3. The method and the device for rapidly capturing Beidou B1C signals based on FPGA of claim 1 are characterized in that: the specific process of the second step is as follows:

each computing core Kernel allocated in the steps S21 and S13 _j Respectively correspond to a convolution kernel width and height dimensionFor the Kernel _j Is one of the convolutional layers conv _i The same convolution cyclic dimension sequence is set, the cyclic inclusion contains 6 layers in total, and the calculation dimensions from outside to inside are set as follows: />

s23, reading the continuity of the convolution layer from DDR by the programmable logic PL end on the hardware chipA plurality of convolution kernels, each convolution kernel reading +.>Data of individual channels, co->M-bit data,/-bit>And->Respectively expanding factors of an input channel and an output channel;

s24, in S21 stepAnd->Performing cyclic expansion on two cyclic dimensions, and calculating an intermediate convolution result by using the block weight value read in the step S23 and the input feature map traversal, namely calculating +.>All output elements on the feature map of the output channels correspond to convolution kernels>Intermediate values of the channels, and accumulating the results to the buffer areas allocated in step S22

S25, returning to the step S23, and starting to read the next continuous according to the address sequenceA plurality of convolution kernels, each convolution kernelThe channel data are then calculated by step S24 and the obtained output result is accumulated in the buffer areaThe process is circularly carried out until the step S23 is carried out to take out the weight data of the last block and obtain the calculation result of the step S24, and the core Kernel is calculated at the moment _j Conv for convolution layer _i Is completed.

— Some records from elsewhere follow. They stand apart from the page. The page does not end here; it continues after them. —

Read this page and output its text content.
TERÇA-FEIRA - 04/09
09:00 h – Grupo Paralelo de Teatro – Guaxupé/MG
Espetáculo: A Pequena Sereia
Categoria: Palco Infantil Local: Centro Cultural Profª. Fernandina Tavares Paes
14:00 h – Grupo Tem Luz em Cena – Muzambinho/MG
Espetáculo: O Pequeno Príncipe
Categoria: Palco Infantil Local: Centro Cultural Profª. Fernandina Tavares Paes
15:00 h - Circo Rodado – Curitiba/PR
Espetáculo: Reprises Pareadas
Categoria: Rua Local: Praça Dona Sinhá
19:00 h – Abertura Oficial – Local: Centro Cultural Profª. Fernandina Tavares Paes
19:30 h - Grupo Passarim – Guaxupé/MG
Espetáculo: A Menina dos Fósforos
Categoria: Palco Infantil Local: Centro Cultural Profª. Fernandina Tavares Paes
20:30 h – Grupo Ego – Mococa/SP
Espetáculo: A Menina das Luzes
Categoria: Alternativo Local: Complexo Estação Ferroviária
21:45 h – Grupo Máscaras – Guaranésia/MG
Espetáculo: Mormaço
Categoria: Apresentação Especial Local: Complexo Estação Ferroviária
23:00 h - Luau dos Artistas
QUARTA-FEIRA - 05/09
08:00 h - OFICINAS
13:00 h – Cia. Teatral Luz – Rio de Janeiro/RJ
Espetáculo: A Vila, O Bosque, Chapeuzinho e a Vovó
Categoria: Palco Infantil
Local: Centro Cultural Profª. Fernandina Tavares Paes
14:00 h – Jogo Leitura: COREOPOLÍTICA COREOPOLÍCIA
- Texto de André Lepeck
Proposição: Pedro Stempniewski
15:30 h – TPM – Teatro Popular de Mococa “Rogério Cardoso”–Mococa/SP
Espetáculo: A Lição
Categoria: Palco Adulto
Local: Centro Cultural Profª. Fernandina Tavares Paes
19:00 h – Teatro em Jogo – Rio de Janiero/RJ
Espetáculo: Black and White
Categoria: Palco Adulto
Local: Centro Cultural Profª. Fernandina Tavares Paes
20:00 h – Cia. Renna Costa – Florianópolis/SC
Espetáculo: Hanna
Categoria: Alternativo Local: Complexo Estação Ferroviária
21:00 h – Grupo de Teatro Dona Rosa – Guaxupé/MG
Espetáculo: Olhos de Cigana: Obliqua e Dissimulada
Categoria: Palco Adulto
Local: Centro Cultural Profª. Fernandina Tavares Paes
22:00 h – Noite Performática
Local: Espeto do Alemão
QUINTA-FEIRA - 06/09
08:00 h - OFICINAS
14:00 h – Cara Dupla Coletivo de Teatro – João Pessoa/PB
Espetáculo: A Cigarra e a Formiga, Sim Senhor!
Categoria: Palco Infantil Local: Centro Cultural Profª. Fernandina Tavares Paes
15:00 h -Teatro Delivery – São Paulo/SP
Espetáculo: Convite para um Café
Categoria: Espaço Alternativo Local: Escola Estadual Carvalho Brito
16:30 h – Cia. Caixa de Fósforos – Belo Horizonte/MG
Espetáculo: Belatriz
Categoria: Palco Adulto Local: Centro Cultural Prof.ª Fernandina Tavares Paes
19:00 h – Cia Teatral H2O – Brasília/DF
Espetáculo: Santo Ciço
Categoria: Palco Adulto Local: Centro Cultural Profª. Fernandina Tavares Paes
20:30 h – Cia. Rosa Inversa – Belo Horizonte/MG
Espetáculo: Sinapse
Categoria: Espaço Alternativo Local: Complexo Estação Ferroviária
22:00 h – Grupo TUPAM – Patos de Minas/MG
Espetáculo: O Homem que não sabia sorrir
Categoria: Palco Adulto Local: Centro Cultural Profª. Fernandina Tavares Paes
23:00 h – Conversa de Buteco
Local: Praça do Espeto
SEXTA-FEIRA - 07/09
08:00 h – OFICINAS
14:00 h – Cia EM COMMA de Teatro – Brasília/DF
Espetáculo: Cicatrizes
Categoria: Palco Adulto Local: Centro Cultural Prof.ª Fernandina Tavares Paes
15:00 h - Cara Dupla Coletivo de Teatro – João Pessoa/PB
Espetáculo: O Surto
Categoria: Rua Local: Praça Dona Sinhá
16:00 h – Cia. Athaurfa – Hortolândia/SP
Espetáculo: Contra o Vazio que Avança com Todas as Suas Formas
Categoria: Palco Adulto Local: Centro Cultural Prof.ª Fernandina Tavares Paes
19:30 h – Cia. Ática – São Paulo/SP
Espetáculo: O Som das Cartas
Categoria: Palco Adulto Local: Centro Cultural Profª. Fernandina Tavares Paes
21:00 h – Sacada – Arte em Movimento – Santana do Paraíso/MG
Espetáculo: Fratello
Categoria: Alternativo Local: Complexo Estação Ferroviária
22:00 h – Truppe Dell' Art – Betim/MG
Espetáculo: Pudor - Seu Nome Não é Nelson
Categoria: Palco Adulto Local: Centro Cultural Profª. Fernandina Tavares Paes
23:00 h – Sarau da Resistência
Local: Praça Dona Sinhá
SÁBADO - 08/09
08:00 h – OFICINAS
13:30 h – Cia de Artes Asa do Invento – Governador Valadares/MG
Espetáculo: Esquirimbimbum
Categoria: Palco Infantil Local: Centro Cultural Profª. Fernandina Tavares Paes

4. The method and the device for rapidly capturing the Beidou B1C signals of the FPGA based on the FPGA of claim 1 are characterized in that: the third concrete process is as follows:

S33, searching all the configuration schemes obtained in the step S32 under the Roofline model according to the maximum throughput rate and the upper limit of access performance which can be achieved by the FPGA development board, and searching to obtain the ctnv of the convolution layer under the constraint that the throughput rate and the access ratio do not exceed the upper limit of the performance of the development board _i Is a numerical solution of the optimal blocking factor.